The Oklahoma TSA prohibits the use of any such “automated system” to make a “telephonic sales call” without the “prior express written consent” of the “called party.” To obtain a consumer’s prior express written consent to receive calls made using an automated system, a caller must provide a clear and conspicuous disclosure that clearly authorizes the placement of a commercial telephone call. Electronic signatures are permitted under the act, but it is unclear whether Oklahoma courts will recognize recorded oral consents as electronic written ones as sometimes applies in federal TCPA jurisprudence.
Tracking with the Florida TSA, the new Oklahoma law also prohibits “more than 3 calls in a 24 hour period,” even to consumers who have given prior express written consent, and requires that all telephonic sales calls cease between the hours of 8 p.m. and 8 a.m. The Oklahoma law expressly allows for a private right of action to enforce these provisions. The law also requires callers to use their own voices, stating it is unlawful to “intentionally alter the voice of the caller in an attempt to disguise or conceal the identity of the caller in order to defraud, confuse, or financially or otherwise injure the recipient of a telephonic sales call or in order to obtain personal information from the recipient of a telephonic sales call, which may be used in a fraudulent or unlawful manner.”
The potential damages are the usual $500 per violation, which can be trebled for willful or knowing violations. Of note, however, is that there are no provisions awarding attorneys’ fees to successful plaintiffs.

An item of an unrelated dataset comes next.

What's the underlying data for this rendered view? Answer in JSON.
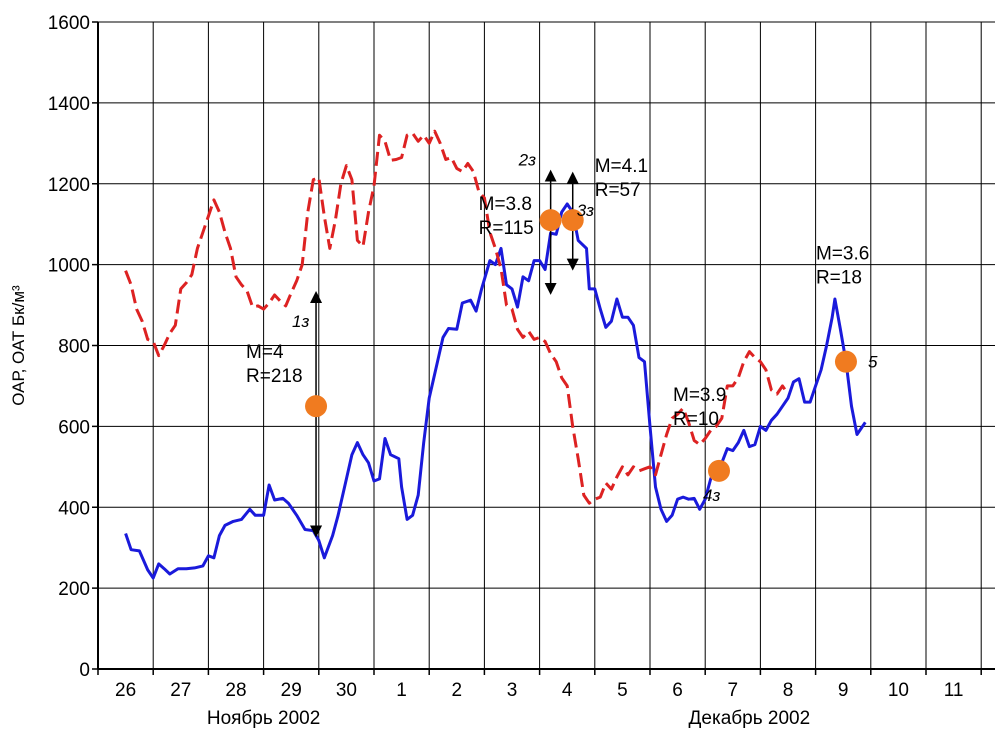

Also helpful is that the bill enumerates many broad and actually useful exemptions, including calls made for certain noncommercial purposes, calls made to a recipient with an established business relationship, calls by most licensed financial institutions, investment advisors, realtors, and calls by any retailer with a physical footprint generating most of its revenue from a physical store rather than telephone solicitations. There are other more niche exceptions such as for pesticide companies. Also, like Florida’s TSA, Oklahoma exempts calls made to set up an appointment to make an in-person sales pitch, but only if there is neither payment nor commitment to payment made on the phone call. Vendors who do not fit the exemptions but are calling on behalf of entities that do are also exempt in some circumstances if they have been providing telemarketing services for five years or more and 75% or more of its revenue comes from making calls on behalf of statutorily exempt entities.
Businesses that make calls to Oklahoma residents or Oklahoma area codes should review their compliance programs to ensure compliance with the Oklahoma law. Oklahoma is just one of a growing number of states seeking to enact their own state-specific telemarketing laws via statutory schemes we expect to continue to closely track the difficult and controversial Florida statute.